Les médecins ont droit au congé parental
Une accusation lancée contre Justin Trudeau était sans fondement
L’intention d’Ottawa de resserrer les règles fiscales s’appliquant aux corporations privées passe mal auprès des médecins, qui disent avoir besoin des économies générées pour notamment se payer des congés parentaux. Mardi, c’était au tour du premier ministre de Terre-Neuve de mettre en garde contre une réforme qui ferait, à son avis, fuir les médecins des régions. La réalité, c’est que les congés parentaux pour médecins existent déjà presque partout au pays.

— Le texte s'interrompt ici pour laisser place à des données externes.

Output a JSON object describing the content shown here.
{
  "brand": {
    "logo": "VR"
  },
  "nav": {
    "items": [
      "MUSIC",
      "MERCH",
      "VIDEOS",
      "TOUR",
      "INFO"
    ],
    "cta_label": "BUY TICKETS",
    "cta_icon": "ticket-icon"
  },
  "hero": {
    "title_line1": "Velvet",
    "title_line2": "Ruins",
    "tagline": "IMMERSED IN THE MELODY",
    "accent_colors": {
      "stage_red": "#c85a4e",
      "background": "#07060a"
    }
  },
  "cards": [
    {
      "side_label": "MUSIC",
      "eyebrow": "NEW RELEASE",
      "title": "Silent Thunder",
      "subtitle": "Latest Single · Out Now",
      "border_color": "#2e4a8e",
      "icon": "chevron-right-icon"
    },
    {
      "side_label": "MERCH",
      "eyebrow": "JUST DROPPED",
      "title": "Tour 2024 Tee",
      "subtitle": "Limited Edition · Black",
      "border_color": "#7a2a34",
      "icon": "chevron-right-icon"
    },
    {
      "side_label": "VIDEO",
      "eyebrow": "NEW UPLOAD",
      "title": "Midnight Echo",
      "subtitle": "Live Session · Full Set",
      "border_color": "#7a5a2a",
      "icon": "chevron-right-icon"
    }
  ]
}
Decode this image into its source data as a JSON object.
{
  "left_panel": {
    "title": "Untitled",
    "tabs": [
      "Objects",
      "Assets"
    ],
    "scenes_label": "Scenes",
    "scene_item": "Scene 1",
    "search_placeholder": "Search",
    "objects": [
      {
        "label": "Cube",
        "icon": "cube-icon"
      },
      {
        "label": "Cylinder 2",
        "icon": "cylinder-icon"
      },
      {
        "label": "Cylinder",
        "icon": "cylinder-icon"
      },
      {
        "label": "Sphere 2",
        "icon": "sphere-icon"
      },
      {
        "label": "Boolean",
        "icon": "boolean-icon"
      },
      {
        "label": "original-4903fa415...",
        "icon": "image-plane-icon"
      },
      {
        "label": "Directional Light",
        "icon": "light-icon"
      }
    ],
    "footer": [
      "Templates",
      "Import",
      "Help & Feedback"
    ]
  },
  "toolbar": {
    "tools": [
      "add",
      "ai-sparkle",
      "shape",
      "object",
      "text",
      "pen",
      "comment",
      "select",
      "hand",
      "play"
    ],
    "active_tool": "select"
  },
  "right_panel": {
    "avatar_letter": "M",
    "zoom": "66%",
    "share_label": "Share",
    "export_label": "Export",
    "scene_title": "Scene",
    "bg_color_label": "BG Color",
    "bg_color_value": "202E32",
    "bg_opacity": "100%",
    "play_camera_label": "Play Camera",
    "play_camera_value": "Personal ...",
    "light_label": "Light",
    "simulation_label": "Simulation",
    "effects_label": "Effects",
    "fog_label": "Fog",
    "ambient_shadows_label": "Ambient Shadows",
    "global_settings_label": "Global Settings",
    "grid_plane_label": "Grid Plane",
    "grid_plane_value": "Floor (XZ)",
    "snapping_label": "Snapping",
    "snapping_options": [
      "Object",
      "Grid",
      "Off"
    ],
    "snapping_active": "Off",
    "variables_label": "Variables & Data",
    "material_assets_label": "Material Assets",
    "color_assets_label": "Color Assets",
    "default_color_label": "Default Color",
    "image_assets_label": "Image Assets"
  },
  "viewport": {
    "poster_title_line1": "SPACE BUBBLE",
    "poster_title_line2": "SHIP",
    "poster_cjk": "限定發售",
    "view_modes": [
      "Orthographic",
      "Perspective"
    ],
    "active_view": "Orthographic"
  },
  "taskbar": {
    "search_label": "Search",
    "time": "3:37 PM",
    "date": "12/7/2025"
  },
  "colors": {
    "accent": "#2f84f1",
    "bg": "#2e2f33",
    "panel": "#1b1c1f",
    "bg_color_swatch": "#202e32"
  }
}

Le gouvernement de Justin Trudeau veut mettre fin au saupoudrage salarial. Il s’agit pour un professionnel de s’incorporer et de verser un salaire à des membres adultes de sa famille même si ces personnes n’effectuent aucun travail pour la corporation. En divisant ainsi ses revenus, le professionnel se retrouve avec une facture fiscale à payer moins élevée. Des vidéos en ligne expliquent aux médecins pourquoi ils ont intérêt à s’incorporer de la sorte. L’une d’elles calcule que le médecin qui saupoudre un revenu de 200 000$ entre lui et deux proches peut économiser environ 20 000 $ par année.
La semaine dernière, alors qu’il se trouvait à Kelowna pour la réunion estivale de son caucus, Justin Trudeau a été interpellé par des médecins qui ont fait valoir que ce mécanisme permettait de payer un conjoint pour qu’il reste à la maison s’occuper des enfants. Lorsque M. Trudeau a fait valoir qu’il existait des congés parentaux pour les médecins, il s’est fait traiter de menteur.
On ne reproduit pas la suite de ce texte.